Hausmitteilung Bundestagswahl / Bundestagswahl / Bundestagswahl

Brüderle, Rösler
Foto: HC PLAMBECK / DER SPIEGELSo langweilig das Rennen, so spannend das Finale. Die Wahl zum 18. Deutschen Bundestag zeichnete sich am Ende durch Überraschungen und Rekorde aus: Die FDP fiel auf ein historisches Tief - und aus dem Bundestag -, die Union erhielt so viele Stimmen wie seit 1990 nicht mehr. Die Euro-Gegner von der AfD, erst im Frühjahr gegründet, beeinflussten den Urnengang stärker als je eine junge Partei zuvor, und die Piraten erlitten Schiffbruch trotz einer öffentlichen Konjunktur ihrer Themen. Nie zuvor entfielen zudem so viele Stimmen (15,7 Prozent) auf Gruppierungen, die den Sprung in den Bundestag schließlich nicht schafften (zum Artikel ).

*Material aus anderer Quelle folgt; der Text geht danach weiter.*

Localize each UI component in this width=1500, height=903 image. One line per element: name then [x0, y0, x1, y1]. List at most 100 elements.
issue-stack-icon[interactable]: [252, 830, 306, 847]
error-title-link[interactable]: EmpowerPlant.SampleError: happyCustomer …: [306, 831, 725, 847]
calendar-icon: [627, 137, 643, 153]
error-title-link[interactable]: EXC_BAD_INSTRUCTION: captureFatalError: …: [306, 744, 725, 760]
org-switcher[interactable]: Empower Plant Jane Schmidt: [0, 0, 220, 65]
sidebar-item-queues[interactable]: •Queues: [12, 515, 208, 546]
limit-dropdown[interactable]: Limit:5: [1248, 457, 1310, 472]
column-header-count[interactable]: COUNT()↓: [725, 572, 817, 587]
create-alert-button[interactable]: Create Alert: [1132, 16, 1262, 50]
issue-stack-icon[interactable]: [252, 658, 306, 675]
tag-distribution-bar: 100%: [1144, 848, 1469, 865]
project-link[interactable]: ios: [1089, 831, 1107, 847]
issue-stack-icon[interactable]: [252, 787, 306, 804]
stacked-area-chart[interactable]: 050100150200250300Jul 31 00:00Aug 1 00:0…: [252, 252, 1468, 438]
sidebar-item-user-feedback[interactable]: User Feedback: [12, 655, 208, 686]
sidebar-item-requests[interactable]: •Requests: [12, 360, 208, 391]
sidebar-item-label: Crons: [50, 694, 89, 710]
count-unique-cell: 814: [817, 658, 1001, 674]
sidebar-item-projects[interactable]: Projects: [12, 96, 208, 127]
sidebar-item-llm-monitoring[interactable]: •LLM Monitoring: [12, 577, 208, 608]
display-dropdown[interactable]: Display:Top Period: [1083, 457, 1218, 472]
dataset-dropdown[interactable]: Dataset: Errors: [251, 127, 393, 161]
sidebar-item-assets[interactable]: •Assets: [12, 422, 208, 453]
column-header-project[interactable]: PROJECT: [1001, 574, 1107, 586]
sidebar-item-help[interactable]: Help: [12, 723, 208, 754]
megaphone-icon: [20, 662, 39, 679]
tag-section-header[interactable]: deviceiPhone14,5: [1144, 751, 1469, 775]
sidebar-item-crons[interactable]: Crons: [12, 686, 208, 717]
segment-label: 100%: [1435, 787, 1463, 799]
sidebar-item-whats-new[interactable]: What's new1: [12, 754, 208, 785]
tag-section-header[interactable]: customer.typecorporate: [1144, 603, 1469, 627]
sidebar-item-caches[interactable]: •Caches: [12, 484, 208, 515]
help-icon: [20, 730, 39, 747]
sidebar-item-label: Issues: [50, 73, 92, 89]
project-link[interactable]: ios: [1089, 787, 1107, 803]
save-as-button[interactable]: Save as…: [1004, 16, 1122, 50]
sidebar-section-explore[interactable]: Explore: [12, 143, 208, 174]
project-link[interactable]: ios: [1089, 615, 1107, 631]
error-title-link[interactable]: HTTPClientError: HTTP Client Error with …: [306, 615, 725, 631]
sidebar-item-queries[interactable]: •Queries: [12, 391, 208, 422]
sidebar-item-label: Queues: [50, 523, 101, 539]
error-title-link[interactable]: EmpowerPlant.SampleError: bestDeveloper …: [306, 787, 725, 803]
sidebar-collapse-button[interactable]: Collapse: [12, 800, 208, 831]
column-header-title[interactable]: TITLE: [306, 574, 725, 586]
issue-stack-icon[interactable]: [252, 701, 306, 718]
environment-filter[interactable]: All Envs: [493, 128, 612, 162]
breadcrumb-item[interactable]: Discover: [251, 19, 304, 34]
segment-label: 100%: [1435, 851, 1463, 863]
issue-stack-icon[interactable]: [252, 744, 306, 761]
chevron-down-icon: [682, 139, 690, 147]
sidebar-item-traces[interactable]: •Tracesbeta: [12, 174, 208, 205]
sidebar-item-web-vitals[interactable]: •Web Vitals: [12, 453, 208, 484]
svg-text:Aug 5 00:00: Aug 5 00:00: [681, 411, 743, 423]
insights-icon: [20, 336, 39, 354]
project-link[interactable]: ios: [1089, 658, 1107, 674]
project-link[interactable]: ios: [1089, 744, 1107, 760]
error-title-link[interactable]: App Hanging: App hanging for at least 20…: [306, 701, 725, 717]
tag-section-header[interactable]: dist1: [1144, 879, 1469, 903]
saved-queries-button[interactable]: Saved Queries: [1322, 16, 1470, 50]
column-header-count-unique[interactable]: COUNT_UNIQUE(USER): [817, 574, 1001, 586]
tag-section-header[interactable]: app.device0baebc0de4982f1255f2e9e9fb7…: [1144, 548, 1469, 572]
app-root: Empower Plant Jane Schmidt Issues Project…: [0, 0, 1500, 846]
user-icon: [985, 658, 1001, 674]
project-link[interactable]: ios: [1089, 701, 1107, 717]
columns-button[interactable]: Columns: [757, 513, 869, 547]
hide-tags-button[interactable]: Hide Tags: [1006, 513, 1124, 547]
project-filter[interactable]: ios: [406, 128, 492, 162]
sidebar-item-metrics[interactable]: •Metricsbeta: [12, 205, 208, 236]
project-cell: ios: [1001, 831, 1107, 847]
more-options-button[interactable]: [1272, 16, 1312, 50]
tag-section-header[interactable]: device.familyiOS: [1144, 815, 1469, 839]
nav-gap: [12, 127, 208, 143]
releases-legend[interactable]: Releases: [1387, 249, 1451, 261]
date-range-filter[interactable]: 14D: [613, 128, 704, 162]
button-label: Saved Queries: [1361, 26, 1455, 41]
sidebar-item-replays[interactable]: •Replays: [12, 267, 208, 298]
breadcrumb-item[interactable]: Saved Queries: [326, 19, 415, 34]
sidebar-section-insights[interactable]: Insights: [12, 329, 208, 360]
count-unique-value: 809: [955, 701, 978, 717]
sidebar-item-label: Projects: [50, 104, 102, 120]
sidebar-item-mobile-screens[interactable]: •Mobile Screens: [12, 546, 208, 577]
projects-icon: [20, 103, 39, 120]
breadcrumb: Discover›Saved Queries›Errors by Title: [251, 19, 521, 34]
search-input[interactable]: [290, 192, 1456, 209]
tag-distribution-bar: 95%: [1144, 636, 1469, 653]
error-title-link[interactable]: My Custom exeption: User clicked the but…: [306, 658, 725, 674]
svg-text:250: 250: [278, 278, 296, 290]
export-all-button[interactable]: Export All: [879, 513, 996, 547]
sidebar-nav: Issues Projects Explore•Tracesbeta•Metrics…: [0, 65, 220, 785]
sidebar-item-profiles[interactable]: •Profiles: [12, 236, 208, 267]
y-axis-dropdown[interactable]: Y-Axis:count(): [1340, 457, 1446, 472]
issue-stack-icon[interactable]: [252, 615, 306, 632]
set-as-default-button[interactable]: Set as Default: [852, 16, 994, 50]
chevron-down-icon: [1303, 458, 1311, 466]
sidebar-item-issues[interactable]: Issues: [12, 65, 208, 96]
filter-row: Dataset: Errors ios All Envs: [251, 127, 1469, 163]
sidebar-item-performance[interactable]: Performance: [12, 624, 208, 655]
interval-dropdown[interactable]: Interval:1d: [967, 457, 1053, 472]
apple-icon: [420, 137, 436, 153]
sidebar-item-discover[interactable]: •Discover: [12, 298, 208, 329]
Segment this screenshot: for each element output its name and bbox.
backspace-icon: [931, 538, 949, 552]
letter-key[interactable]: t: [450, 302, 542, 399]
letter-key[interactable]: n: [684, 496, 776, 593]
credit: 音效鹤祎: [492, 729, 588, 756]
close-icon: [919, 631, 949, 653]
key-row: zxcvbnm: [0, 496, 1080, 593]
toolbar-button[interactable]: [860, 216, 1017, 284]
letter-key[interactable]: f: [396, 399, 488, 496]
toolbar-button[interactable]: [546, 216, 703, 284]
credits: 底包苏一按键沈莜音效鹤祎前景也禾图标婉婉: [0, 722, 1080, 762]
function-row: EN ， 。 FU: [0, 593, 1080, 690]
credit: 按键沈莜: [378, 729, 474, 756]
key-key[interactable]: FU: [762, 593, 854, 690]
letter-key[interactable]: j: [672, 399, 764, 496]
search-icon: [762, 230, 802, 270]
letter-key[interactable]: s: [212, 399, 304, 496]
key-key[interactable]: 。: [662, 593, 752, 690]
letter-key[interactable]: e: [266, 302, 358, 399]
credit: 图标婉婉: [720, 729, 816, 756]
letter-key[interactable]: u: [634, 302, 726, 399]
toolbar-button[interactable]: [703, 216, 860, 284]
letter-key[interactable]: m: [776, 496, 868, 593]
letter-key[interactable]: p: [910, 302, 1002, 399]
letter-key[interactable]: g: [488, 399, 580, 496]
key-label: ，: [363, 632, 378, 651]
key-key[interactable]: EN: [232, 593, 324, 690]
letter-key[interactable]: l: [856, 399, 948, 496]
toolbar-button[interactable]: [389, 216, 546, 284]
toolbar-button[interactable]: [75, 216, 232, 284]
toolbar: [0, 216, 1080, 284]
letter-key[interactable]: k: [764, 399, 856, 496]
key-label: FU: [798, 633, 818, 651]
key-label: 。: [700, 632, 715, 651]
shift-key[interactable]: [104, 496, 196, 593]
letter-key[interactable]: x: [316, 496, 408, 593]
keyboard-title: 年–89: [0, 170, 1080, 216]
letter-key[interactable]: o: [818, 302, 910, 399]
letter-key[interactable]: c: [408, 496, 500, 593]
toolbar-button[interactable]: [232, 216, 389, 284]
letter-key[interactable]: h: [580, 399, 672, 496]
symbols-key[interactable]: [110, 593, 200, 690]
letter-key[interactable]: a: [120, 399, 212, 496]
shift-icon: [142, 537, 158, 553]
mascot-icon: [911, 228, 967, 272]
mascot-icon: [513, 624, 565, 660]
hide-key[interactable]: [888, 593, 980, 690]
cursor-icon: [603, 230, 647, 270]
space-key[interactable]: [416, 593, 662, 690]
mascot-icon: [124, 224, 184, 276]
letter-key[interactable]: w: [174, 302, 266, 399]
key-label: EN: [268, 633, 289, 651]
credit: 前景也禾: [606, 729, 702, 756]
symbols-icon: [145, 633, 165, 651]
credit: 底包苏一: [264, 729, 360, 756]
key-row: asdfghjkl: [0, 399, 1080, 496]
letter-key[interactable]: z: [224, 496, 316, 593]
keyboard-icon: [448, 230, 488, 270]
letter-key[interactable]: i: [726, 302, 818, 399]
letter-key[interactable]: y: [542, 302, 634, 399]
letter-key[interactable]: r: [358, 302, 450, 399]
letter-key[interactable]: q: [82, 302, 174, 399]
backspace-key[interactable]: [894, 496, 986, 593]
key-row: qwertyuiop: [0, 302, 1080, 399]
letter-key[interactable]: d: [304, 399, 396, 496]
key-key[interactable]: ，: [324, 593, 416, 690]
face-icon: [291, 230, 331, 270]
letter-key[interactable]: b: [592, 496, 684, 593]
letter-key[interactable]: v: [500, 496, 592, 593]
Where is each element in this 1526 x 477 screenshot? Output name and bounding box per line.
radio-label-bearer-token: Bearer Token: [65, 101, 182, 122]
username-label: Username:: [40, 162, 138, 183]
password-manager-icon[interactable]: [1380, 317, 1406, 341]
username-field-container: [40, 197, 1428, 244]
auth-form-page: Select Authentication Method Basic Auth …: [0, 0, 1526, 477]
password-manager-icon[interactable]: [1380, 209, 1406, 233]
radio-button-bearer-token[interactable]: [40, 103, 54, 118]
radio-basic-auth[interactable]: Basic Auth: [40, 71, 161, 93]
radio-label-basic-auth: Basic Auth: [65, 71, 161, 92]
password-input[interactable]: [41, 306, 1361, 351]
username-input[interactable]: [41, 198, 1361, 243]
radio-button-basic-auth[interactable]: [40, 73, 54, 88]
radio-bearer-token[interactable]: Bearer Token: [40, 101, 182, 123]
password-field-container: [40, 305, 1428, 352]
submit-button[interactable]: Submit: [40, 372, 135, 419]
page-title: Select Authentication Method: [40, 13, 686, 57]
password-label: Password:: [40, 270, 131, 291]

Für diese Ausgabe des SPIEGEL, die im Zeichen der Bundestagswahl 2013 steht, waren rund 50 SPIEGEL-Journalisten unterwegs, um Sieger und Verlierer zu treffen und um zu ergründen, wie und von wem die Republik denn nun in den kommenden vier Jahren regiert werden soll. Richtig glückliche Gesichter gab es am Sonntagabend vor allem in der CDU-Zentrale, wo jubelnde Jugendliche in orangefarbenen T-Shirts »Angie«-Sprechchöre anstimmten und Deutschlandfähnchen schwenkten, als die alte und neue Kanzlerin die Bühne betrat. Im Willy-Brandt-Haus hingegen, wo die SPIEGEL-Redakteure Horand Knaup, Barbara Schmid und Gordon Repinski den Sozialdemokraten beim Verlieren zuschauten, saß der Frust tief. In Peer Steinbrücks Büro sah man Tränen fließen, und auf den Fluren machte unter den Gegnern einer Großen Koalition bereits das Wort von der »Schwarzen Witwe« Merkel die Runde, die ihre politischen Partner umzubringen pflege - 2009 die SPD, 2013 die FDP. Melanie Amann wiederum erlebte auf der Wahlparty der AfD, wie die Stimmung innerhalb einer Stunde von Euphorie zu bitterer Enttäuschung kippte. Nur 0,3 Prozent trennten die Anti-Euro-Partei vom Einzug in den Bundestag. »Einen halben Meter vor der Ziellinie zu stürzen«, sagte Bundesvorstand Konrad Adam zur SPIEGEL-Redakteurin, »das ist viel schmerzhafter, als 50 Meter davor zu scheitern« (zum Artikel ).
Vier weitere Jahre Merkelismus also: Einer, der sich darob überraschenderweise unglücklich zeigt, ist der konservative Pädagoge Bernhard Bueb, langjähriger Leiter des Internats Schloss Salem und gern als »strengster Lehrer Deutschlands« bezeichnet. Im Gespräch mit den SPIEGEL-Redakteuren Katja Thimm und Alfred Weinzierl spricht Bueb weiten Teilen der Politik Merkels jene Tugenden ab, die Thema seines neuen Buches sind: Ehrlichkeit und Wahrhaftigkeit. Merkel sei eine Meisterin des Uneindeutigen und des Ungefähren, und auch dies sei eine Form der Lüge. Thimm fiel beim Gespräch auf, »wie schwer es Bueb fiel, sich von seinem positiven, alten Merkel-Bild zu verabschieden« (zum Artikel ).